Category C: Corticosteroids are generally teratogenic in laboratory animals when administered systemically at relatively low dosage levels. The more potent corticosteroids have been shown to be teratogenic after dermal application in laboratory animals. There are no adequate and well-controlled studies in pregnant women on teratogenic effects from topically applied corticosteroids. Therefore, topical corticosteroids should be used during pregnancy only if the potential benefit justifies the potential risk to the fetus. Drugs of this class should not be used extensively on pregnant patients, in large amounts, or for prolonged periods of time.

Nursing

Mothers: It is not known whether topical administration of corticosteroids could result in sufficient systemic absorption to produce detectable quantities in breast milk. Systemically administered corticosteroids are secreted into breast milk in quantities not likely to have a deleterious effect on the infant.

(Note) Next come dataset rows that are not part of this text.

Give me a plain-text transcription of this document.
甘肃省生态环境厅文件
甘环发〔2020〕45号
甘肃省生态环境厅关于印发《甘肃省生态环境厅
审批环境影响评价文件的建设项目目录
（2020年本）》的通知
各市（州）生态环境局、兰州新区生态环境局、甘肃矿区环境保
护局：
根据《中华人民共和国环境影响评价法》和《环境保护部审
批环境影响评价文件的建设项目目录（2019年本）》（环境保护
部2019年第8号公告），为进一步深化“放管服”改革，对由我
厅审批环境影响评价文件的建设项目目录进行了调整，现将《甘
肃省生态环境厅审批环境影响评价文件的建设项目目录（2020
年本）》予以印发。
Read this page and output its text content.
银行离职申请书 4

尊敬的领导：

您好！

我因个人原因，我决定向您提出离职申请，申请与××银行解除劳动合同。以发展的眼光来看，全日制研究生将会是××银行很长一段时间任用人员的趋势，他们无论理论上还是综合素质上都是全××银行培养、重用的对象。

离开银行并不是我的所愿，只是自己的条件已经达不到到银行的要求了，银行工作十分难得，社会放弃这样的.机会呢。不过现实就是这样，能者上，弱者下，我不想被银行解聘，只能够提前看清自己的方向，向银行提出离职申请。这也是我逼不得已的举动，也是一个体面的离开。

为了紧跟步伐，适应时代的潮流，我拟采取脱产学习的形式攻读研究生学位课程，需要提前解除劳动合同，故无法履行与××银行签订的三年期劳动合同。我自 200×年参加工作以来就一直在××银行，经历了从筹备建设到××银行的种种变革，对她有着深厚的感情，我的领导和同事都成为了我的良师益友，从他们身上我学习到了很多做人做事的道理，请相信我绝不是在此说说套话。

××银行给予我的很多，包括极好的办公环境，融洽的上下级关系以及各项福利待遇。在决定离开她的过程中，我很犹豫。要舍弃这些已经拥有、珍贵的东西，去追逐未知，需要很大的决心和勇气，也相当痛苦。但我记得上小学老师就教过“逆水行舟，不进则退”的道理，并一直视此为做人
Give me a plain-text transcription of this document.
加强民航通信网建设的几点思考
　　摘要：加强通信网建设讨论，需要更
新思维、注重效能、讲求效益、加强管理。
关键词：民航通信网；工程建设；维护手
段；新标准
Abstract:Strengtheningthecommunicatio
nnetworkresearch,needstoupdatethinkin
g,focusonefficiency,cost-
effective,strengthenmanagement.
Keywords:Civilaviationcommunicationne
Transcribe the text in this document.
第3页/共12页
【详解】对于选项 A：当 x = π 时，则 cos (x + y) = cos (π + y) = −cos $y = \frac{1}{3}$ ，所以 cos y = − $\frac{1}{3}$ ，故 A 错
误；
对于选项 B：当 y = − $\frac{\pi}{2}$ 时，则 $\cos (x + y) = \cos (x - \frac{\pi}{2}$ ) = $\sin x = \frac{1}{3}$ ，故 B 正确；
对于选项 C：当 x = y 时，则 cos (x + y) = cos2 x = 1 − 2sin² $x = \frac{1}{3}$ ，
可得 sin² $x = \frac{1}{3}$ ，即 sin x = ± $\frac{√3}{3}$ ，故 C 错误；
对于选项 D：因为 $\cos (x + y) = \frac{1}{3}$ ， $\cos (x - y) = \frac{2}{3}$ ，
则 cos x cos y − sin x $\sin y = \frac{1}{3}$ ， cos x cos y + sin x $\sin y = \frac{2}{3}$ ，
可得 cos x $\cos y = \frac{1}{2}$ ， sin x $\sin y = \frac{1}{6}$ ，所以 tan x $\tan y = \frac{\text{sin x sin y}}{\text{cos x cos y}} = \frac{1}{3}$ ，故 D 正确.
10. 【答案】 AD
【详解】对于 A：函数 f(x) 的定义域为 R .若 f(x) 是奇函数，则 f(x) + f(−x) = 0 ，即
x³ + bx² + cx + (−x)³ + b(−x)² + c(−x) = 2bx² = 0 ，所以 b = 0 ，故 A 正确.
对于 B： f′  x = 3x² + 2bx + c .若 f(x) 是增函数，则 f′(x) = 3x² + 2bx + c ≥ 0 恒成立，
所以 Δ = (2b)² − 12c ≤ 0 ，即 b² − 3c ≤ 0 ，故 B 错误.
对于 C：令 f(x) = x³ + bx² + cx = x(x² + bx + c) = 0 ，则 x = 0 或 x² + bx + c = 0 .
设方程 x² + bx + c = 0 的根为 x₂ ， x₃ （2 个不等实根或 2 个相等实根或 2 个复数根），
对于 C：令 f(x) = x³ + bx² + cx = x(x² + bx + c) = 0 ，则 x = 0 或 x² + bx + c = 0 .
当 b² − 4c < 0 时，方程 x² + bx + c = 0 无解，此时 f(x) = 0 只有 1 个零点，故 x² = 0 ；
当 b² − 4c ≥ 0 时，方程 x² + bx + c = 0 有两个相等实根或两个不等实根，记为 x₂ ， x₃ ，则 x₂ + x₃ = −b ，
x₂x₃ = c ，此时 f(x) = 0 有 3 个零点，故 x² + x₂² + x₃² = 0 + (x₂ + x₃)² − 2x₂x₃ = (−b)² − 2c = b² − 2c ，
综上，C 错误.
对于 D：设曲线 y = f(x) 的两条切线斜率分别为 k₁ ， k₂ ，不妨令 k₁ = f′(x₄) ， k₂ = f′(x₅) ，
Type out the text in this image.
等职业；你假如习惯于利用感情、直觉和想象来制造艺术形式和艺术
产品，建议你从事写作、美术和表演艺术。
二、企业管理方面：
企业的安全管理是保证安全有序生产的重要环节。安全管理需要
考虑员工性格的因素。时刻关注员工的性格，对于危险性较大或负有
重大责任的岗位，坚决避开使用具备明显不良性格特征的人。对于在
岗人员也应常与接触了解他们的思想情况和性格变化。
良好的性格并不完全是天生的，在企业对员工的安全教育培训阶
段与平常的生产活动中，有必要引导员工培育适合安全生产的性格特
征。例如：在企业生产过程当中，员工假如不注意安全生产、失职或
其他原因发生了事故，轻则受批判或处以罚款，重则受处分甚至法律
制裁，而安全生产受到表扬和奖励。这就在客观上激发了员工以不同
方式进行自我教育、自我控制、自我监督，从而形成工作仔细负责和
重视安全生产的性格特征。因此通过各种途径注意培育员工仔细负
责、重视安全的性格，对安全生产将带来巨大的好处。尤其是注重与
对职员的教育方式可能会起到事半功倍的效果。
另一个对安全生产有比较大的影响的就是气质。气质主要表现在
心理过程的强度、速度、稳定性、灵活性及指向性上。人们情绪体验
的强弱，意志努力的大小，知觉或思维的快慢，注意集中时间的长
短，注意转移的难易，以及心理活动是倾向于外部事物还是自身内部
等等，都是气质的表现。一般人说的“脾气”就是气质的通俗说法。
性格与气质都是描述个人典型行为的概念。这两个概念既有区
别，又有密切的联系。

Nevertheless, caution should be exercised when topical corticosteroids are administered to a nursing woman.

Pediatric

Use: Pediatric patients may demonstrate greater susceptibility to topical corticosteroid-induced HPA axis suppression and Cushing's syndrome than mature patients because of a larger skin surface area to body weight ratio. Hypothalamic-pituitary-adrenal (HPA) axis suppression, Cushing's syndrome, and intracranial hypertension have been reported in children receiving topical corticosteroids. Manifestations of adrenal suppression in children include linear growth retardation, delayed weight gain, low plasma cortisol levels, and absence of response to ACTH stimulation. Manifestations of intracranial hypertension include bulging fontanelles, headaches, and bilateral papilledema. Administration of topical corticosteroids to children should be limited to the least amount compatible with an effective therapeutic regimen. Chronic corticosteroid therapy may interfere with the growth and development of children.